The key change is that the five previously planned 104-car trains of domestic oil, mostly the volatile Bakken crude, are no longer part of the project. The new EIR will reflect that.
Councilman Sal Evola stressed that the vote reflected the council’s desire for “the process” to play out and fully vet the proposal.
“Every project at least deserves its fair process,” Evola said. “I’m all for preserving our industrial base, but we have to do it safely, and fair process is needed.”
Others were less interested in process, saying the WesPac proposal to bring an average of 242,000 barrels of crude or partially refined crude oil to be unloaded daily from ships and from pipelines, and stored in 16 tanks on 125 acres, is a problem for various reasons.
Speakers told the council that vapors from the storage tanks, the possibility of spills into the Sacramento Delta and the danger of the tanks exploding — all near hundreds of downtown homes — are potential issues, and that the project should simply be rejected.
“The only way you can mitigate this project is not do it,” said Willie Mims, representing the NAACP and the Black Political Association.
And though some at the meeting Monday night are grateful that WesPac that no longer plans to bring crude oil to the terminal by rail, others told the council that leaving out rail shipments doesn’t come close to salvaging the project.

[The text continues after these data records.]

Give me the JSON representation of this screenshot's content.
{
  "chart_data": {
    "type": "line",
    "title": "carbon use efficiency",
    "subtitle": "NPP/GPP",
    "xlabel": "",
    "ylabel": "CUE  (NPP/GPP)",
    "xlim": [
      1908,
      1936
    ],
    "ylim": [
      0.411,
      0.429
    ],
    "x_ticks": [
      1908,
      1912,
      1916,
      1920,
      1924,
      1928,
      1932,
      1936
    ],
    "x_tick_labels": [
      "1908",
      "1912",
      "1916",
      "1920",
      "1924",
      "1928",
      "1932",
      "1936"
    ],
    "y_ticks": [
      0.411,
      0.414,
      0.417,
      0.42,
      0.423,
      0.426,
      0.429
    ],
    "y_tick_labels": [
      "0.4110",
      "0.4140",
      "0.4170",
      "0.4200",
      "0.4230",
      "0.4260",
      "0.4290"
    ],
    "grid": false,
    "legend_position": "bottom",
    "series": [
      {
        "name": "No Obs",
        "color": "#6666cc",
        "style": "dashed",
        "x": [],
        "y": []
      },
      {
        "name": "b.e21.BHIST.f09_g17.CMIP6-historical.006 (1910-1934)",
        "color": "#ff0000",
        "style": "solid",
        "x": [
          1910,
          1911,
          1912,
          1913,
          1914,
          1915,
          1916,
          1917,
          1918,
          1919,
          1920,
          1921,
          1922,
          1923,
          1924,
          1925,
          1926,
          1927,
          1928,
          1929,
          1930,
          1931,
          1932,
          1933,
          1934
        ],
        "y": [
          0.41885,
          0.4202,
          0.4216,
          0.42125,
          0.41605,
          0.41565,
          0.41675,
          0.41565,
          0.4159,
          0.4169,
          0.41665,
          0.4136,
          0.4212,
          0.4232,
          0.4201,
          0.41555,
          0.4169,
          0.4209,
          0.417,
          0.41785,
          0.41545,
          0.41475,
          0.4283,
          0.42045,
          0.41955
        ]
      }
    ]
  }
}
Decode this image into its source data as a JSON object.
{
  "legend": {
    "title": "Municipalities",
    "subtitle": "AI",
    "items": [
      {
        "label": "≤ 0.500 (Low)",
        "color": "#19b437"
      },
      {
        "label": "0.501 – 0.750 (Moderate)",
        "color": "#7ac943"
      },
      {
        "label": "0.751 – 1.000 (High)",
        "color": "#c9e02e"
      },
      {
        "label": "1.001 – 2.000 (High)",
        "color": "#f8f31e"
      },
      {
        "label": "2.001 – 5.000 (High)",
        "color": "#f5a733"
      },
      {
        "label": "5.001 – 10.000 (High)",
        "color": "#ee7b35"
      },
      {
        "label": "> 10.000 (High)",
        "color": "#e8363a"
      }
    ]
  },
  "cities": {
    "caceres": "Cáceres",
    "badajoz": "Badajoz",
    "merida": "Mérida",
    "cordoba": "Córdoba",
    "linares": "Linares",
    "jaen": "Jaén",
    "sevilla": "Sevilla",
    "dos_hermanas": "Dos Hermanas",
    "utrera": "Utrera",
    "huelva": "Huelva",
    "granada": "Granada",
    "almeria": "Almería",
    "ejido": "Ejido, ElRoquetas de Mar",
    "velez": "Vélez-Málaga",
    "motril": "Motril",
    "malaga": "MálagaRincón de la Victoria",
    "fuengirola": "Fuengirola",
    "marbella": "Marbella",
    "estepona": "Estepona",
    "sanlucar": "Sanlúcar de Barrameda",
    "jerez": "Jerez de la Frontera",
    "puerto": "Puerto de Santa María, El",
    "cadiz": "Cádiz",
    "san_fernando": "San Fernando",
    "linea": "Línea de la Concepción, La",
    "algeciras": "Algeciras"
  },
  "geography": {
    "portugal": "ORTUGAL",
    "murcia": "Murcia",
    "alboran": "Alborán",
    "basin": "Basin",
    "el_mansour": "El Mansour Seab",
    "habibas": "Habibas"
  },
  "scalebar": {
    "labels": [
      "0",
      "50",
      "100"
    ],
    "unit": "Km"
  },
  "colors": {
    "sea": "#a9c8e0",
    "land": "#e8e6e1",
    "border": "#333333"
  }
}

Some 30 people holding up “No WesPac” signs or wearing similar T-shirts crowded the council meeting.
Without the trains, the Pittsburg Terminal Project would now take oil from ships and a pipeline from the Central Valley and store it for later processing by refineries in Martinez, Benicia, Rodeo and Richmond.
Pamela Aranz of Antioch, representing the group Global Community Monitor, was one of several speakers who criticized the WesPac proposal as a dinosaur — old-fashioned, with increasingly outmoded technology. Others said the oil terminal would be at cross purposes with a nicely developing downtown area. Developing wind and/or solar power on that land, Aranz and others said, would make better sense.
Plans for the Pittsburg Terminal Project, first proposed in 2011, had been dormant for the past year, after local groups like Pittsburg Defense Council had protested the prospect of trains carrying volatile Bakken crude oil rolling in to the city. Communities across the United States — including Pittsburg, Richmond and Berkeley — have come out in opposed to crude by rail shipments through their cities after several high-profile derailments, including one in Lac Mégantic, Quebec, in 2013 killed 47 people and destroyed part of that city.
The new environmental report, to be paid for by WesPac, will replace an earlier one that was criticized in 2014 by the state Attorney General’s office because it did not suitably analyze air pollution impacts, address the risks of accidents involving storing and moving oil, consider the project’s climate change impacts, and consider a “reasonable range of alternatives” that could reduce impacts. WesPac officials said they dropped inbound crude oil shipments by rail from their plans for several reasons, including public sentiment against it, an unstable regulatory environment surrounding those shipments, and drops in crude oil prices that have made such shipments less economically viable.
If the needed approvals come at a typical pace, renovation work at the old PG&E tanks could begin in early 2016, and likely would take between 18 and 24 months.
Representatives from several area labor union locals supported moving ahead with the environmental study. Some said Monday night they wanted the jobs, both to rebuild the terminal and to operate it. Others said they favored the environmental process determining whether the terminal would be a safe place for union workers to be.
That, Evola said, is one benefit of continuing the process. “We want to be overly transparent,” he said.
That is fine with Lisa Graham and other members of Pittsburg Defense Council.
“We’ll be shining a bright spotlight on the project in the coming months,” she said.